Dolayısıyla AKP'ye karşı muhalefet partilerinin varlığını devam ettirebilmesi ve iktidar olma iddiasını sürdürebilmesi için topluma açılan kapıların çoğu kapatılmıştır. Ne ulusal basın ne de kitle iletişim araçlarıyla muhalefetin sesini halka duyurması mümkün değildir.
Devletin gücünü muhalefette karşı baskı unsuru olarak kullanmak ve karşı çıkanları acımasızca ekarte etmek AKP'nin var oluş gayesine dönmüştür. Ülkenin iç ve dış politikasını "yap boz" oyununa dönüştüren iktidarın, bu yanlışlarının eleştirisini kabul etmediği gibi yapılan eleştirileri vatana ihanet şeklinde yorumlayıp halk nezdinde şimdiye kadar hiç görülmemiş şekilde bir algı operasyonu uygulamaktadır.
Muhalefet partilerinin elinde bu algı operasyonlarını boşa çıkarabilecek az sayıda yol ve yöntem bulunmaktadır. Halka açılan kapılar olan basın-yayın devre dışı bırakılmışsa, sosyal medya ve halkla birebir iletişim dışında başka bir yol ya da yöntem görülmemektedir.
Sosyal medya iktidarın baskılarına rağmen bütün dünya da olduğu gibi ülkemizde de farklı seslerin nefes aldığı bir alan olmaya devam etmektedir.
O halde sosyal medyayı en ideal şekilde kullanmak, iktidarın yalanlarına dayalı algı operasyonlarını boşa çıkarmanın ideal alanlarından biri olduğunu unutmamalıyız. Zira başka bir iletişim alanı da halihazırda görülmemektedir. Facebook, Twiter, Watsapp, Instagram , ve farklı kültür, sanat, haber gibi Web sitelerini en iyi şekilde kullanmak zorundayız.
Diğer yandan ikinci bir yol ise halkla bütünleşmek, yüz yüze görüşmek, mesajı direk anlatabilmek olmalıdır. Böylesi bir yöntemde de siyasi partilerin toplumda karşılık bulması da teşkilatlanma modellerinin yapısıyla ilintilidir.

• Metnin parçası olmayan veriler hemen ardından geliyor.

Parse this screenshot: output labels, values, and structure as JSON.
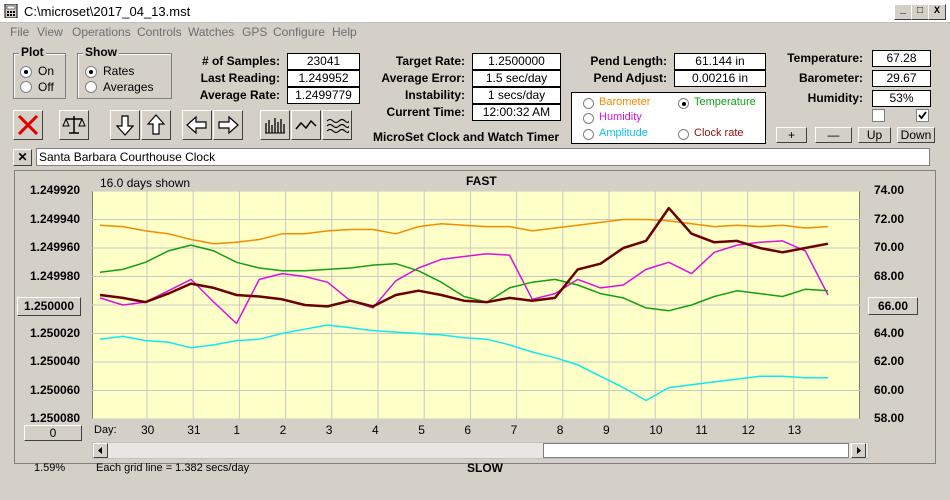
{
  "window": {
    "title": "C:\\microset\\2017_04_13.mst"
  },
  "menu": [
    "File",
    "View",
    "Operations",
    "Controls",
    "Watches",
    "GPS",
    "Configure",
    "Help"
  ],
  "plot": {
    "label": "Plot",
    "on": "On",
    "off": "Off",
    "selected": "On"
  },
  "show": {
    "label": "Show",
    "rates": "Rates",
    "averages": "Averages",
    "selected": "Rates"
  },
  "stats": {
    "samples_label": "# of Samples:",
    "samples": "23041",
    "last_reading_label": "Last Reading:",
    "last_reading": "1.249952",
    "average_rate_label": "Average Rate:",
    "average_rate": "1.2499779",
    "target_rate_label": "Target Rate:",
    "target_rate": "1.2500000",
    "average_error_label": "Average Error:",
    "average_error": "1.5 sec/day",
    "instability_label": "Instability:",
    "instability": "1 secs/day",
    "current_time_label": "Current Time:",
    "current_time": "12:00:32 AM",
    "pend_length_label": "Pend Length:",
    "pend_length": "61.144 in",
    "pend_adjust_label": "Pend Adjust:",
    "pend_adjust": "0.00216 in"
  },
  "app_name": "MicroSet Clock and Watch Timer",
  "sensors": {
    "barometer": "Barometer",
    "temperature": "Temperature",
    "humidity": "Humidity",
    "amplitude": "Amplitude",
    "clock_rate": "Clock rate",
    "selected": "Temperature"
  },
  "environment": {
    "temperature_label": "Temperature:",
    "temperature": "67.28",
    "barometer_label": "Barometer:",
    "barometer": "29.67",
    "humidity_label": "Humidity:",
    "humidity": "53%"
  },
  "scale_buttons": {
    "plus": "+",
    "minus": "—",
    "up": "Up",
    "down": "Down"
  },
  "clock_name": "Santa Barbara Courthouse Clock",
  "chart_data": {
    "type": "line",
    "top_label": "FAST",
    "bottom_label": "SLOW",
    "days_shown": "16.0 days shown",
    "grid_note": "Each grid line = 1.382 secs/day",
    "x_label": "Day:",
    "left_axis_labels": [
      "1.249920",
      "1.249940",
      "1.249960",
      "1.249980",
      "1.250000",
      "1.250020",
      "1.250040",
      "1.250060",
      "1.250080"
    ],
    "left_ylim": [
      1.24992,
      1.25008
    ],
    "right_axis_labels": [
      "74.00",
      "72.00",
      "70.00",
      "68.00",
      "66.00",
      "64.00",
      "62.00",
      "60.00",
      "58.00"
    ],
    "right_ylim": [
      58,
      74
    ],
    "x_categories": [
      "30",
      "31",
      "1",
      "2",
      "3",
      "4",
      "5",
      "6",
      "7",
      "8",
      "9",
      "10",
      "11",
      "12",
      "13"
    ],
    "left_marker": "1.250000",
    "right_marker": "66.00",
    "bottom_left_value": "0",
    "percent": "1.59%",
    "series_colors": {
      "clock_rate": "#6b0000",
      "barometer": "#f28c00",
      "temperature": "#12a012",
      "humidity": "#dd10dd",
      "amplitude": "#10e8f0"
    },
    "series": [
      {
        "name": "Clock rate",
        "x": [
          0,
          0.5,
          1,
          1.5,
          2,
          2.5,
          3,
          3.5,
          4,
          4.5,
          5,
          5.5,
          6,
          6.5,
          7,
          7.5,
          8,
          8.5,
          9,
          9.5,
          10,
          10.5,
          11,
          11.5,
          12,
          12.5,
          13,
          13.5,
          14,
          14.5,
          15,
          15.5,
          16
        ],
        "y": [
          1.249993,
          1.249995,
          1.249998,
          1.249992,
          1.249985,
          1.249988,
          1.249993,
          1.249994,
          1.249996,
          1.25,
          1.250001,
          1.249997,
          1.250001,
          1.249993,
          1.24999,
          1.249993,
          1.249997,
          1.249998,
          1.249995,
          1.249997,
          1.249995,
          1.249975,
          1.249971,
          1.24996,
          1.249955,
          1.249932,
          1.24995,
          1.249956,
          1.249955,
          1.24996,
          1.249963,
          1.24996,
          1.249957
        ]
      },
      {
        "name": "Barometer",
        "x": [
          0,
          0.5,
          1,
          1.5,
          2,
          2.5,
          3,
          3.5,
          4,
          4.5,
          5,
          5.5,
          6,
          6.5,
          7,
          7.5,
          8,
          8.5,
          9,
          9.5,
          10,
          10.5,
          11,
          11.5,
          12,
          12.5,
          13,
          13.5,
          14,
          14.5,
          15,
          15.5,
          16
        ],
        "y": [
          71.6,
          71.5,
          71.2,
          71.0,
          70.6,
          70.3,
          70.4,
          70.6,
          71.0,
          71.0,
          71.2,
          71.3,
          71.3,
          71.0,
          71.5,
          71.7,
          71.6,
          71.5,
          71.5,
          71.2,
          71.4,
          71.6,
          71.8,
          72.0,
          72.0,
          71.9,
          71.7,
          71.5,
          71.6,
          71.5,
          71.6,
          71.4,
          71.5
        ]
      },
      {
        "name": "Temperature",
        "x": [
          0,
          0.5,
          1,
          1.5,
          2,
          2.5,
          3,
          3.5,
          4,
          4.5,
          5,
          5.5,
          6,
          6.5,
          7,
          7.5,
          8,
          8.5,
          9,
          9.5,
          10,
          10.5,
          11,
          11.5,
          12,
          12.5,
          13,
          13.5,
          14,
          14.5,
          15,
          15.5,
          16
        ],
        "y": [
          68.3,
          68.5,
          69.0,
          69.8,
          70.2,
          69.8,
          69.0,
          68.6,
          68.4,
          68.4,
          68.5,
          68.6,
          68.8,
          68.9,
          68.4,
          67.6,
          66.6,
          66.2,
          67.2,
          67.6,
          67.8,
          67.4,
          66.8,
          66.5,
          65.8,
          65.6,
          66.0,
          66.6,
          67.0,
          66.8,
          66.6,
          67.1,
          67.0
        ]
      },
      {
        "name": "Humidity",
        "x": [
          0,
          0.5,
          1,
          1.5,
          2,
          2.5,
          3,
          3.5,
          4,
          4.5,
          5,
          5.5,
          6,
          6.5,
          7,
          7.5,
          8,
          8.5,
          9,
          9.5,
          10,
          10.5,
          11,
          11.5,
          12,
          12.5,
          13,
          13.5,
          14,
          14.5,
          15,
          15.5,
          16
        ],
        "y": [
          66.5,
          66.0,
          66.2,
          67.0,
          67.8,
          66.2,
          64.7,
          67.8,
          68.2,
          68.0,
          67.6,
          66.3,
          65.8,
          67.7,
          68.6,
          69.2,
          69.4,
          69.6,
          69.5,
          66.4,
          66.8,
          67.8,
          67.2,
          67.4,
          68.5,
          69.0,
          68.2,
          69.7,
          70.2,
          70.4,
          70.5,
          69.8,
          66.7
        ]
      },
      {
        "name": "Amplitude",
        "x": [
          0,
          0.5,
          1,
          1.5,
          2,
          2.5,
          3,
          3.5,
          4,
          4.5,
          5,
          5.5,
          6,
          6.5,
          7,
          7.5,
          8,
          8.5,
          9,
          9.5,
          10,
          10.5,
          11,
          11.5,
          12,
          12.5,
          13,
          13.5,
          14,
          14.5,
          15,
          15.5,
          16
        ],
        "y": [
          63.6,
          63.8,
          63.5,
          63.4,
          63.0,
          63.2,
          63.5,
          63.6,
          64.0,
          64.3,
          64.6,
          64.4,
          64.2,
          64.1,
          64.0,
          63.9,
          63.7,
          63.6,
          63.2,
          62.7,
          62.3,
          61.8,
          61.0,
          60.2,
          59.3,
          60.2,
          60.4,
          60.6,
          60.8,
          61.0,
          61.0,
          60.9,
          60.9
        ]
      }
    ]
  }
}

Toplum, yıllarca algı operasyonlarıyla "kandırıldık" diyen bir iktidarın yalanlarından bıkmış güvenilir, sevilen, emin olunan donanımlı kişileri karşısında görmek istemektedir. Dolayısıyla kasırga gibi karşısına çıkan her şeyi yutan iktidara karşı tabandan tavana kadar teşkilatlar topluma mal edildiği oranda yani parti içi demokrasi tam anlamıyla uygulandığında vatandaş partisine, il ya da ilçesindeki teşkilatına sahip çıkacaktır.

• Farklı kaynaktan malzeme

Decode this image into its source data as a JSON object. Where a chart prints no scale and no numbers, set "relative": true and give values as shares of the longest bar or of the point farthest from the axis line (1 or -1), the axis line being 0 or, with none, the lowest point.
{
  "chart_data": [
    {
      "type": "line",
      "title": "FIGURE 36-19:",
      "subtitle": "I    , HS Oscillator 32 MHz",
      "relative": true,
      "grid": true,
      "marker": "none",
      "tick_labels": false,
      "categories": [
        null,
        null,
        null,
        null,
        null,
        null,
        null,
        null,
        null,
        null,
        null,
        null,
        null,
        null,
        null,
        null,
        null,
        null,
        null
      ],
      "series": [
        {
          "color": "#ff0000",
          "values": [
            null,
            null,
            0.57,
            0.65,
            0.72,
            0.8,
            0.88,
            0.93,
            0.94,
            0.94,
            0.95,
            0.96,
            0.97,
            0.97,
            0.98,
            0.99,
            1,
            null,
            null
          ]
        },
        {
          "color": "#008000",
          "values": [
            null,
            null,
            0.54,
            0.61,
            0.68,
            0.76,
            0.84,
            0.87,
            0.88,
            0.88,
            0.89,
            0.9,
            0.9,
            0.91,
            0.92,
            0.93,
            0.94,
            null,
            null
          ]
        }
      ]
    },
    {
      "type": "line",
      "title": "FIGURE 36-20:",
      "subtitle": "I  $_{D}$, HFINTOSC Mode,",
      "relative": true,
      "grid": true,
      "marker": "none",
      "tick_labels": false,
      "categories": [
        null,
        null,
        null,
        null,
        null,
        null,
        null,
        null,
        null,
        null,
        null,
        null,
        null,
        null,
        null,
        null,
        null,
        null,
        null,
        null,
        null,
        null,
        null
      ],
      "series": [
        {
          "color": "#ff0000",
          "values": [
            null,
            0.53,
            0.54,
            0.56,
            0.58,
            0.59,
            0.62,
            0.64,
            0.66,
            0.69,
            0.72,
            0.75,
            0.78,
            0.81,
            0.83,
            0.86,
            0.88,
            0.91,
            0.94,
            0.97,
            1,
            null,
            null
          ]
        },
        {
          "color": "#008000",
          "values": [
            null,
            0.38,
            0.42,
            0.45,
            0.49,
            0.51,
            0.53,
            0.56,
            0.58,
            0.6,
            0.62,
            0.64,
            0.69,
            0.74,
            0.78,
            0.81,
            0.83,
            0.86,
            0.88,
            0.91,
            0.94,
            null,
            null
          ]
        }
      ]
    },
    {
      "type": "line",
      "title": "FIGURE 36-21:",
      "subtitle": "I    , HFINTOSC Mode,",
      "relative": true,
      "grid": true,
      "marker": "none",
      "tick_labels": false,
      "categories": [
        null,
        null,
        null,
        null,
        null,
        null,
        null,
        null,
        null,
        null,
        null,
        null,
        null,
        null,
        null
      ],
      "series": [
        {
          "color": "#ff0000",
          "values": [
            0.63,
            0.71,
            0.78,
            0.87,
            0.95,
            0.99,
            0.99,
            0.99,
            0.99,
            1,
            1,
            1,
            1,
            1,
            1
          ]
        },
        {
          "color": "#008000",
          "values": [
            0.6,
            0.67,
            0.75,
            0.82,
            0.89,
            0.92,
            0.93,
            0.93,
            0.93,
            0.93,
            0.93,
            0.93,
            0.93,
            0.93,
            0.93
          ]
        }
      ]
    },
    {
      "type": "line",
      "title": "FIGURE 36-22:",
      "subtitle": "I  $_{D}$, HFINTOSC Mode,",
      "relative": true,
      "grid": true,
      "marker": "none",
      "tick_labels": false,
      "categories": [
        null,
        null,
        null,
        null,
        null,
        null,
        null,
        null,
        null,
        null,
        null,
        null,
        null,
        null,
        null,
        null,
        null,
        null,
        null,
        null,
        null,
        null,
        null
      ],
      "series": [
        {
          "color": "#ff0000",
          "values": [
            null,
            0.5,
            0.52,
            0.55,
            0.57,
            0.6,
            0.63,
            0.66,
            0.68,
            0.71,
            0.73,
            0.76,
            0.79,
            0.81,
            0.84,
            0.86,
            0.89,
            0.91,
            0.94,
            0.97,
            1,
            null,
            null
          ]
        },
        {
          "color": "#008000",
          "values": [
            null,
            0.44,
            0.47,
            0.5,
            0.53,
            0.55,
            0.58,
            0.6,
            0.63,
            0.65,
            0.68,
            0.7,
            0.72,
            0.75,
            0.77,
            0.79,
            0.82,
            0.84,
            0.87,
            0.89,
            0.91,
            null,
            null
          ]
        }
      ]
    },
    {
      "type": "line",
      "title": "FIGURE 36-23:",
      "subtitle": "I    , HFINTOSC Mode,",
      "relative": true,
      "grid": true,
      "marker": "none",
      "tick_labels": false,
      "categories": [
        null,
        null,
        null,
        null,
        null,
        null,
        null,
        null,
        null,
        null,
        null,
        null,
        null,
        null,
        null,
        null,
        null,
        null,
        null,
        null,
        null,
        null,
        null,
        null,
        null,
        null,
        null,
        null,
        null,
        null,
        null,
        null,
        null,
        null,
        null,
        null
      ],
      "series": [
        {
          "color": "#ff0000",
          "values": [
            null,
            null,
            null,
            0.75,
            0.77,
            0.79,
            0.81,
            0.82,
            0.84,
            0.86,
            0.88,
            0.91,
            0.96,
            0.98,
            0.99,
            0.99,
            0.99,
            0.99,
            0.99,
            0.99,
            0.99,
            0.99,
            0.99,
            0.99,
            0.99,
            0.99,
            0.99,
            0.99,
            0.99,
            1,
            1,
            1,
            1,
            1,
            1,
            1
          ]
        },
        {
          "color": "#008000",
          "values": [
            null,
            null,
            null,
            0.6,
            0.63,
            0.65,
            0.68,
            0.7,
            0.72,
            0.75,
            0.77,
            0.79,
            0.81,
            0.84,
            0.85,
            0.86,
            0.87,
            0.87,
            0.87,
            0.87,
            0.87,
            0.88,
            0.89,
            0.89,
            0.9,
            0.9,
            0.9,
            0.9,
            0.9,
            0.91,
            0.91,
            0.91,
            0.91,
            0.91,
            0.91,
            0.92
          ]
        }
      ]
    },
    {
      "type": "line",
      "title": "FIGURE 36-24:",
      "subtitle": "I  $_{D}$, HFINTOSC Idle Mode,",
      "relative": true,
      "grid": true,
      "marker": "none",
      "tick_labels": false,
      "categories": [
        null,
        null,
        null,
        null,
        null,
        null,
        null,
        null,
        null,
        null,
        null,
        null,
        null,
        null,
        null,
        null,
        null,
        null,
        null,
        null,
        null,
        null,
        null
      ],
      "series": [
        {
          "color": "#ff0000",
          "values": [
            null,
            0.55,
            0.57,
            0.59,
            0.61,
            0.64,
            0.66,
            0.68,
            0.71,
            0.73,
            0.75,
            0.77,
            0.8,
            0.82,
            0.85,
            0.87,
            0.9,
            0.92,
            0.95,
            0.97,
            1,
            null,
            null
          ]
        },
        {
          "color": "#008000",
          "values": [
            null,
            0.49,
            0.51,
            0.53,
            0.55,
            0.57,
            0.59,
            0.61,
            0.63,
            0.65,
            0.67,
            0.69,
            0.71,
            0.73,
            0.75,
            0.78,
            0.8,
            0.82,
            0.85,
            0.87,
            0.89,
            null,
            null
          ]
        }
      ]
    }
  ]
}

İktidarın antidemokratik hegemonyasını kırmanın yolu yumuşak güç olan demokrasiyi içselleştirmekten, partinin teşkilatlarına, kurullarına uygulamaktan geçer. Eğer toplumu yanınıza alamazsanız zaten başarılı olamazsınız. Toplumla bütünleşme de toplum iradesinin bu yapılarda tam anlamıyla uygulanmasıyla ancak mümkün olabilmektedir.
Jakobenci zihniyetlerin ülkemizi nasıl felakete sürüklediğini hepimizi yaşadığımız acı örneklerden fazlasıyla gördük.
O halde monokrasiyi demokrasi diye yutturan ve ancak üçüncü dünya ülkelerinde uygulanan bu arkaik yönetime son vermek için sosyal medyayı en ideal şekilde kullanmak ve istişare, adalet ve liyakate dayalı parti içi demokrasiyi alabildiğince uygulayarak teşkilatları halka mal etmenin yollarını bulmalıyız. Halkımızla bütünleşen teşkilatlarımız, Kuvayı Milliye ruhuyla tarihte olduğu gibi Türk'ün milli refleksi olarak ortaya çıkmalı ve "Türk milletinin mukadderatını yine Türk milletinin azim ve kararlılığı kurtaracaktır " tarihi ifadesinde olduğu gibi kaderini belirleyecektir.